O prato de peixe era um belo lombo de cherne corado, com ravioli de alcachofra e jus de caldeirada à portuguesa. Peixe delicioso (apenas podia estar ligeiramente menos passado para atingir a perfeição), um ravioli com um agradável e fora do normal sabor e legumes ligeiramente mal cozidos (no bom sentido, estaladiços). A cereja em cima do bolo foi o molho de caldeirada que deu, a contrastar com toda aquela estética glamorosa, um sabor tradicional "tuga" ao prato. Não resisti em despejar mais um pouco, que vinha numa molheira ao lado do prato.

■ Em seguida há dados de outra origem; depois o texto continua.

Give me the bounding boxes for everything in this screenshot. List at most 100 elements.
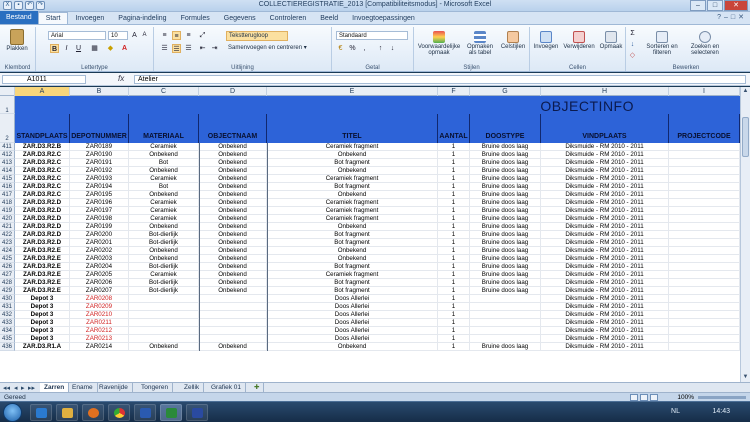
cell-g[interactable]: Bruine doos laag [470,215,541,223]
grow-font-icon[interactable]: A [130,31,139,40]
fx-icon[interactable]: fx [118,74,124,83]
col-header-b[interactable]: B [70,87,129,96]
clear-icon[interactable]: ◇ [628,51,637,60]
cell-c[interactable]: Onbekend [129,167,199,175]
fill-icon[interactable]: ↓ [628,40,637,49]
cell-i[interactable] [669,167,740,175]
taskbar-clock[interactable]: 14:43 [712,408,730,415]
cell-e[interactable]: Onbekend [267,191,438,199]
cell-c[interactable] [129,311,199,319]
cell-b[interactable]: ZAR0194 [70,183,129,191]
cell-h[interactable]: Diksmuide - RM 2010 - 2011 [541,167,669,175]
cell-g[interactable]: Bruine doos laag [470,167,541,175]
row-header[interactable]: 411 [0,143,15,151]
cell-f[interactable]: 1 [438,231,470,239]
cell-d[interactable]: Onbekend [199,343,267,351]
align-top-icon[interactable]: ≡ [160,31,169,40]
cell-h[interactable]: Diksmuide - RM 2010 - 2011 [541,207,669,215]
conditional-format-button[interactable]: Voorwaardelijke opmaak [416,31,462,56]
cell-e[interactable]: Ceramiek fragment [267,143,438,151]
cell-i[interactable] [669,231,740,239]
header-doostype[interactable]: DOOSTYPE [470,114,541,143]
cell-i[interactable] [669,183,740,191]
cell-a[interactable]: Depot 3 [15,295,70,303]
cell-b[interactable]: ZAR0205 [70,271,129,279]
row-header[interactable]: 426 [0,263,15,271]
align-right-icon[interactable]: ☰ [184,44,193,53]
cell-d[interactable]: Onbekend [199,287,267,295]
cell-g[interactable] [470,327,541,335]
title-banner[interactable]: OBJECTINFO [540,98,634,114]
col-header-h[interactable]: H [541,87,669,96]
row-header[interactable]: 425 [0,255,15,263]
cell-c[interactable]: Ceramiek [129,207,199,215]
cell-f[interactable]: 1 [438,311,470,319]
maximize-icon[interactable]: □ [707,0,723,11]
cell-h[interactable]: Diksmuide - RM 2010 - 2011 [541,311,669,319]
cell-d[interactable] [199,295,267,303]
cell-c[interactable]: Onbekend [129,151,199,159]
cell-g[interactable]: Bruine doos laag [470,255,541,263]
cell-h[interactable]: Diksmuide - RM 2010 - 2011 [541,159,669,167]
cell-i[interactable] [669,239,740,247]
cell-d[interactable]: Onbekend [199,263,267,271]
cell-c[interactable]: Bot [129,183,199,191]
cell-e[interactable]: Doos Allerlei [267,319,438,327]
cell-g[interactable]: Bruine doos laag [470,223,541,231]
row-header[interactable]: 421 [0,223,15,231]
doc-restore-icon[interactable]: □ [731,12,735,24]
row-header[interactable]: 429 [0,287,15,295]
cell-i[interactable] [669,215,740,223]
cell-b[interactable]: ZAR0189 [70,143,129,151]
increase-indent-icon[interactable]: ⇥ [210,44,219,53]
cell-e[interactable]: Ceramiek fragment [267,175,438,183]
cell-e[interactable]: Bot fragment [267,231,438,239]
cell-a[interactable]: ZAR.D3.R2.C [15,175,70,183]
cell-f[interactable]: 1 [438,287,470,295]
cell-b[interactable]: ZAR0190 [70,151,129,159]
cell-g[interactable]: Bruine doos laag [470,207,541,215]
cell-i[interactable] [669,255,740,263]
merge-center-button[interactable]: Samenvoegen en centreren ▾ [226,44,330,54]
cell-e[interactable]: Doos Allerlei [267,295,438,303]
cell-d[interactable]: Onbekend [199,255,267,263]
cell-c[interactable]: Bot-dierlijk [129,239,199,247]
font-size-field[interactable]: 10 [108,31,128,40]
cell-e[interactable]: Onbekend [267,255,438,263]
cell-f[interactable]: 1 [438,263,470,271]
cell-i[interactable] [669,191,740,199]
taskbar-excel-button[interactable] [160,404,182,421]
cell-c[interactable] [129,335,199,343]
cell-b[interactable]: ZAR0191 [70,159,129,167]
cell-g[interactable]: Bruine doos laag [470,191,541,199]
sheet-tab-zarren[interactable]: Zarren [40,383,70,392]
cell-i[interactable] [669,263,740,271]
cell-b[interactable]: ZAR0214 [70,343,129,351]
cell-f[interactable]: 1 [438,199,470,207]
row-header[interactable]: 430 [0,295,15,303]
cell-i[interactable] [669,335,740,343]
cell-c[interactable] [129,327,199,335]
cell-c[interactable]: Ceramiek [129,175,199,183]
taskbar-outlook-button[interactable] [134,404,156,421]
cell-g[interactable] [470,295,541,303]
col-header-e[interactable]: E [267,87,438,96]
cell-e[interactable]: Doos Allerlei [267,335,438,343]
cell-h[interactable]: Diksmuide - RM 2010 - 2011 [541,183,669,191]
cell-a[interactable]: Depot 3 [15,319,70,327]
cell-d[interactable]: Onbekend [199,183,267,191]
cell-c[interactable]: Ceramiek [129,143,199,151]
cell-h[interactable]: Diksmuide - RM 2010 - 2011 [541,287,669,295]
cell-f[interactable]: 1 [438,239,470,247]
cell-f[interactable]: 1 [438,191,470,199]
minimize-icon[interactable]: – [690,0,706,11]
page-break-view-icon[interactable] [650,394,658,401]
col-header-i[interactable]: I [669,87,740,96]
cell-f[interactable]: 1 [438,151,470,159]
number-format-field[interactable]: Standaard [336,31,408,40]
cell-a[interactable]: Depot 3 [15,327,70,335]
cell-a[interactable]: Depot 3 [15,303,70,311]
cell-d[interactable]: Onbekend [199,247,267,255]
row-header[interactable]: 414 [0,167,15,175]
cell-h[interactable]: Diksmuide - RM 2010 - 2011 [541,303,669,311]
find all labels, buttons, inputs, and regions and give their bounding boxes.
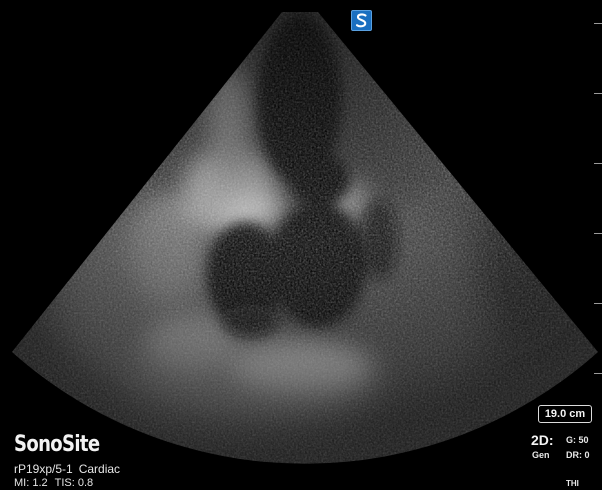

De seguida veio um autêntico orgasmo visual. Não que os outros pratos não tivessem um sentido estético acima do normal, mas este cabrito assado ao alecrim, aipo e pimenta sarawak com legumes biológicos era quase uma obra de arte. A sério, como é que obrigam uma pessoa a ter que  desmanchar um prato destes? Felizmente não era só o aspecto. O cabrito, assado durante 12h, vem envolvido numa massa muito fina (quase a fazer lembrar pele) em formato de paralelepípedo. A "escola" deste prato deverá ser a mesma que os franceses deixaram nas Beiras para fazer as melhores chanfanas. Até um velhinho sem dentes conseguiria mastigar sem a mínima dificuldade. E o sabor? Quando meti a primeira garfada à boca devo ter feito a cara que fez o Anton Ego quando provou o ratatouille feito pelo ratito Rémy. Sim senhor!

A obra de joalharia que viria a seguir, chamava-se cremoso de avelã, pipoca e gelado de amendoim. O sabor fez-nos lembrar Snikers, apesar dos Snikers serem de amendoím. E aqui o gelado é que é de amendoim, pois o cremoso era de avelã. Bem, seja Snikers ou Nuts, o que é certo é que era muito bom e mais uma vez até custou a desmanchar o prato.

Não conhecia o trabalho do chefe Patrick Lefeuvre e fiquei muito bem impressionado. Pelos vistos era sub-chefe executivo do Ritz. Comparando com a vez que lá comi este ano, este menu estava muitos furos acima. Além da qualidade, a sequência dos pratos faziam sentido, e todo o conjunto de sabores nos remetem mesmo para dias mais frescos. Se com casa cheia se mantiver este nível, temos aqui um caso sério na restauração xpto de Lisboa. Neste caso o restaurante estava quase por nossa conta.

No que toca aos vinhos, a carta é bastante interessante a nível de variedade e quantidade de vinhos a copo. Tem muitas coisas pouco óbvias, daquelas que não aparecem nos supermercados, e muita incidência em vinhos de Lisboa e Tejo, o que faz muito sentido e é de saudar. Também não falta uma boa variedade de Champagnes e os mais emblemáticos vinhos portugueses.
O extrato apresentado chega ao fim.